While economists and other social scientists have long been interested in cases where temptation might lead to betrayal, their approaches to studying betrayal itself aren’t terribly realistic, argue researchers Vlad Niculae, Srijan Kumar, Jordan Boyd-Graber, and Cristian Danescu-Niculescu-Mizil. Maybe more to the point, models that predict betrayal are usually silent on what presages treachery. For example, the Prisoner’s Dilemma—a classic if simplistic model of the tension between cooperation and individual gain—simply predicts betrayal without saying anything about what leads up to it.
In the moments before they’re betrayed, victims start talking more and more about future plans and become increasingly polite.
In reality, however, there’s much in the way of conversation and other communication that could contain hints of what’s to come, the researchers argue. To probe what such information could yield, they needed a large body of communications to analyze. For that, the team turned to the classic game Diplomacy—in particular, to transcripts of 249 online games, containing a total of around 145,000 individual communications between players. The data also included information on which players explicitly supported others, as well as signs of hostility, such as invasions or support for a player’s enemies.
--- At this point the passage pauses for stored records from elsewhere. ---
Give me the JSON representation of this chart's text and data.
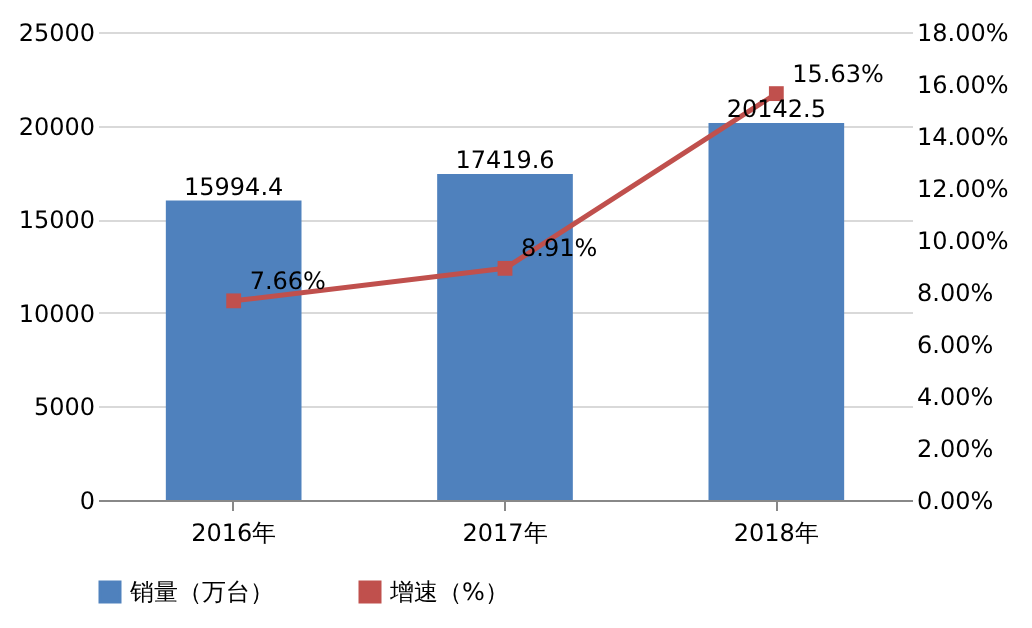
{
  "chart_data": {
    "type": "bar",
    "categories": [
      "2016年",
      "2017年",
      "2018年"
    ],
    "series": [
      {
        "name": "销量（万台）",
        "color": "#4f81bd",
        "values": [
          15994.4,
          17419.6,
          20142.5
        ],
        "value_labels": [
          "15994.4",
          "17419.6",
          "20142.5"
        ]
      },
      {
        "name": "增速（%）",
        "type": "line",
        "axis": "y2",
        "color": "#c0504d",
        "values": [
          7.66,
          8.91,
          15.63
        ],
        "value_labels": [
          "7.66%",
          "8.91%",
          "15.63%"
        ]
      }
    ],
    "ylim": [
      0,
      25000
    ],
    "yticks": [
      0,
      5000,
      10000,
      15000,
      20000,
      25000
    ],
    "y2lim": [
      0,
      18
    ],
    "y2ticks": [
      {
        "value": 0,
        "label": "0.00%"
      },
      {
        "value": 2,
        "label": "2.00%"
      },
      {
        "value": 4,
        "label": "4.00%"
      },
      {
        "value": 6,
        "label": "6.00%"
      },
      {
        "value": 8,
        "label": "8.00%"
      },
      {
        "value": 10,
        "label": "10.00%"
      },
      {
        "value": 12,
        "label": "12.00%"
      },
      {
        "value": 14,
        "label": "14.00%"
      },
      {
        "value": 16,
        "label": "16.00%"
      },
      {
        "value": 18,
        "label": "18.00%"
      }
    ],
    "grid": "y",
    "legend": "bottom",
    "marker": "square",
    "line_style": "solid"
  }
}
One of the key signals of a coming betrayal, oddly enough, is that betrayers are especially positive compared to other players before they turn on their allies, potentially a sign “the betrayer [is] overcompensating for his forthcoming actions,” the team explains. Future victims, meanwhile, are more likely to talk about pending plans and are also somewhat less polite in their messages to others.
How those variables change over time matters, too. In the moments before they’re betrayed, victims start talking more and more about future plans and become increasingly polite. Conversely, betrayers suddenly express positive sentiments—for example, “I will still be thrilled if it turns out you win this war”—and suddenly less polite, despite having been the nicer one for much of the game.
“While discovering betrayal in one online game is a fun and novel task, our work connects with broader research in computational social science,” the authors write, including research on communication in romantic relationships, business ventures, and Wikipedia edit wars. Catching a spy? Well, we’ll see.